I think your any-hit plan sounds reasonable though, with slight modifications, so worth trying it out. My gut reaction is that you might see some contention using
atomicAdd() that could slow things down, so it could be worth thinking about alternative approaches, depending on how efficient this part of your pipeline needs to be. With the any-hit approach, you would probably need to keep track of and sort the hits you want to remember via your payload, and wait until the ray traversal is complete before writing into your
HitBuffer structure in raygen.
Another way to structure the problem might be to cast a kernel of primary closest-hit rays, with any-hit shaders disabled for extra performance. And then collect a buffer of hits to relaunch in a 2nd kernel, and this time use an any-hit program that ignores intersections that match the SBT index of the first hit.
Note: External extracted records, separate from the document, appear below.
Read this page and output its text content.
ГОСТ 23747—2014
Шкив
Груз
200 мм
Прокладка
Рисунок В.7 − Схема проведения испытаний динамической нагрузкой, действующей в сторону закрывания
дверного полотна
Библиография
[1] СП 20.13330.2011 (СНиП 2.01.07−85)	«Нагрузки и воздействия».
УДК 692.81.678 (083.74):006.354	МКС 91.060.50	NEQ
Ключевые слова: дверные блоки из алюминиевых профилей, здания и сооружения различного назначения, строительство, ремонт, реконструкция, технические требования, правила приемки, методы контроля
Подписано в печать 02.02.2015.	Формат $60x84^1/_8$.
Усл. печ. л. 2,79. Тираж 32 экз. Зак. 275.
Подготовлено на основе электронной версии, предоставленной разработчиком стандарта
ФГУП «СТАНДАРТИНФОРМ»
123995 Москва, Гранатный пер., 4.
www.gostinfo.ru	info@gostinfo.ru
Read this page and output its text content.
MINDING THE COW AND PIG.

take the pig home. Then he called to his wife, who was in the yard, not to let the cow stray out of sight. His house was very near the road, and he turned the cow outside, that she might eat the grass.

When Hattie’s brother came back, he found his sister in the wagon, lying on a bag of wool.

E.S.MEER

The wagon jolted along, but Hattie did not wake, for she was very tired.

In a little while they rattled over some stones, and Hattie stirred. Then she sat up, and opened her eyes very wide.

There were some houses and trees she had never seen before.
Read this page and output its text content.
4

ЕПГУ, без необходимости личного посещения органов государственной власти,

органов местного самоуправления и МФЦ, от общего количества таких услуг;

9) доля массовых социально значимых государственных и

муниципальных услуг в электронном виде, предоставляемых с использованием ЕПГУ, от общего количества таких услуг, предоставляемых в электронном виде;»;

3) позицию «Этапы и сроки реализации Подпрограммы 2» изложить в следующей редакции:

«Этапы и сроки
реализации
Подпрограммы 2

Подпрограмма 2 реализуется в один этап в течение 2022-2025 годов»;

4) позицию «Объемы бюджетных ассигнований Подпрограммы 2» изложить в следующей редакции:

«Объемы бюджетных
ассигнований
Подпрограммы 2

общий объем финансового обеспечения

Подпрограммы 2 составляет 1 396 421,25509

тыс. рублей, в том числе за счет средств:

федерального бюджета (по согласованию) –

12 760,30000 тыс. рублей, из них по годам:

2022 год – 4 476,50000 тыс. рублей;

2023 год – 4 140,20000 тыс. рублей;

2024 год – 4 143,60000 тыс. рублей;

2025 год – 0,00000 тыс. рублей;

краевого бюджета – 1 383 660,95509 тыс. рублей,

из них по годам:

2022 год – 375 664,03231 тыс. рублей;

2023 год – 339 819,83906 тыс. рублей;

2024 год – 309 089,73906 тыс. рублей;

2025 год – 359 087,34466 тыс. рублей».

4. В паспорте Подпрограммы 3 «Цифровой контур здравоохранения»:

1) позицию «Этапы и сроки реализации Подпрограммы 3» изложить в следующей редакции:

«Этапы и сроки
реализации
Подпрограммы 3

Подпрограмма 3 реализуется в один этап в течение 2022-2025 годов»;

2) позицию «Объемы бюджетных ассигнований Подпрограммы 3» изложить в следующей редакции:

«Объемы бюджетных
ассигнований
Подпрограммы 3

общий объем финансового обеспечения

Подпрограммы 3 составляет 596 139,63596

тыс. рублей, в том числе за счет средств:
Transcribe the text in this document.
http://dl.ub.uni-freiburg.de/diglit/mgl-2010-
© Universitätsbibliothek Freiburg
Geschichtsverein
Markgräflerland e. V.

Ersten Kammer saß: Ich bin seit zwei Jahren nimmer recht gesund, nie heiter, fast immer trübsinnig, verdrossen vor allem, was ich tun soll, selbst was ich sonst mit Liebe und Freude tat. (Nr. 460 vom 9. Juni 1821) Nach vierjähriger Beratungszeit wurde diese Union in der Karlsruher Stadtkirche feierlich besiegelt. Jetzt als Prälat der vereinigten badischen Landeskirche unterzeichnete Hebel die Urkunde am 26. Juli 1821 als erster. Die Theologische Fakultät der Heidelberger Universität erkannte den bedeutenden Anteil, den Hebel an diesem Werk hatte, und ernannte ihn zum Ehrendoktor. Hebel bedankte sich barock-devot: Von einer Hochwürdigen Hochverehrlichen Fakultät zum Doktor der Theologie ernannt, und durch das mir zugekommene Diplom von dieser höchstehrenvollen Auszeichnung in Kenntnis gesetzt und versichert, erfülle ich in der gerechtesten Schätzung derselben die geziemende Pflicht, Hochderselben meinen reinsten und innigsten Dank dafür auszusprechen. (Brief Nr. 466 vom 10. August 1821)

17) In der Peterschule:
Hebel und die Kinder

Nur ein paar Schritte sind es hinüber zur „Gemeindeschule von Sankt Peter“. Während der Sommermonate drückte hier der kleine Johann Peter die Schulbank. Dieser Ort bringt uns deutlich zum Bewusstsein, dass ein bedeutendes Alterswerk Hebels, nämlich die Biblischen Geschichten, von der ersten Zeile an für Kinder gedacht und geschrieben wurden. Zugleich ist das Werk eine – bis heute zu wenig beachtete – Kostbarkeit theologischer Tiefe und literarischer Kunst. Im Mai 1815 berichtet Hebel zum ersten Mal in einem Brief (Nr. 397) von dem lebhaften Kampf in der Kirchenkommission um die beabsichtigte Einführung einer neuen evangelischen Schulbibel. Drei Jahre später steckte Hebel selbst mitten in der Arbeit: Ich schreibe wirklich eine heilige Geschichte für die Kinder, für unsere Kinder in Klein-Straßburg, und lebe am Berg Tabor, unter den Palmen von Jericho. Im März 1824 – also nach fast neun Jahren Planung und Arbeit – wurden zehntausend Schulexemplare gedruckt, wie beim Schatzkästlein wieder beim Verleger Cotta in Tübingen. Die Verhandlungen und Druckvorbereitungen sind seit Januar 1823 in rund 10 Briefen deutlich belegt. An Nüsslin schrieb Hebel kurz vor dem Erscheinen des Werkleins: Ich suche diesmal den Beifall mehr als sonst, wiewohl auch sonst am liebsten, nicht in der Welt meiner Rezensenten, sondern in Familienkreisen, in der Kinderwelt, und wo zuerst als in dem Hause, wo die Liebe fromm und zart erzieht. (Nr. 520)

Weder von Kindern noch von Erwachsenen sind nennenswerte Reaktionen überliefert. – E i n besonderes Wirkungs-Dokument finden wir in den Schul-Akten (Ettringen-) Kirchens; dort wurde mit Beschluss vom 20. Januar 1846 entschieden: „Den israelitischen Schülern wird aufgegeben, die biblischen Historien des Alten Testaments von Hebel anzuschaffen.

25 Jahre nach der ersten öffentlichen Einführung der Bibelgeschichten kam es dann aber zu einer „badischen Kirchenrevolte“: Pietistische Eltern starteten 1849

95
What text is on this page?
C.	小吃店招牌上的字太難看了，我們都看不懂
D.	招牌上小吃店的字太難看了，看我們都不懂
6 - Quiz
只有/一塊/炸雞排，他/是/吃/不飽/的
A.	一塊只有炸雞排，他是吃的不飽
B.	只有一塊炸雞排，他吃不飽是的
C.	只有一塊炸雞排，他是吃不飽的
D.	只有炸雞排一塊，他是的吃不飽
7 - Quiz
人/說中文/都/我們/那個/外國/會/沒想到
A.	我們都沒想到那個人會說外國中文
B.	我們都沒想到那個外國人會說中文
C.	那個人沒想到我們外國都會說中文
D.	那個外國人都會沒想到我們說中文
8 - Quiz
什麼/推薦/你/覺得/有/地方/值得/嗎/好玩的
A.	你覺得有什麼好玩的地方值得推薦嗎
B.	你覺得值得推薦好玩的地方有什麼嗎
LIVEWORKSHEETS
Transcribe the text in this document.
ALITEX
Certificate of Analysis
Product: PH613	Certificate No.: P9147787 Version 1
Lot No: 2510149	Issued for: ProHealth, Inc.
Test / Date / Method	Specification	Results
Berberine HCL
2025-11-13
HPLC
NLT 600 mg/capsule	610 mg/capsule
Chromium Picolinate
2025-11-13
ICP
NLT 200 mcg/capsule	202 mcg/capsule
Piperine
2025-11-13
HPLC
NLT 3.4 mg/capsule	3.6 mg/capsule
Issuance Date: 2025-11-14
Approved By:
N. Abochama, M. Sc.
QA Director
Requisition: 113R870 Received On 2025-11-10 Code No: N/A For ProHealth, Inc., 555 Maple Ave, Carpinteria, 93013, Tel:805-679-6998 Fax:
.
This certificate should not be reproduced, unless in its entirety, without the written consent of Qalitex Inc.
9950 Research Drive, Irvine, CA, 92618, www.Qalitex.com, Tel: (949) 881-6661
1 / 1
Your closest-hit program would finish the job by recording the SBT & GAS index of the 2nd hit, which is guaranteed to be different from the first hit. You could do this without atomics, and after that, perform a reduction on the two buffers. This may or may not be faster than using atomics, it would need to be tested.
Or you could mix the ideas and use a single kernel with any-hit, store the first and second hits into a buffer that matches your image pixel dimensions, and reduce on that single buffer after tracing is complete. You would need to perform your own depth sort on the two hits in your any-hit program as you go by comparing each incoming hit to the two stored hits and shuffling the stored hits or discarding the incoming hit as necessary - takes a little work but I would guess is doable.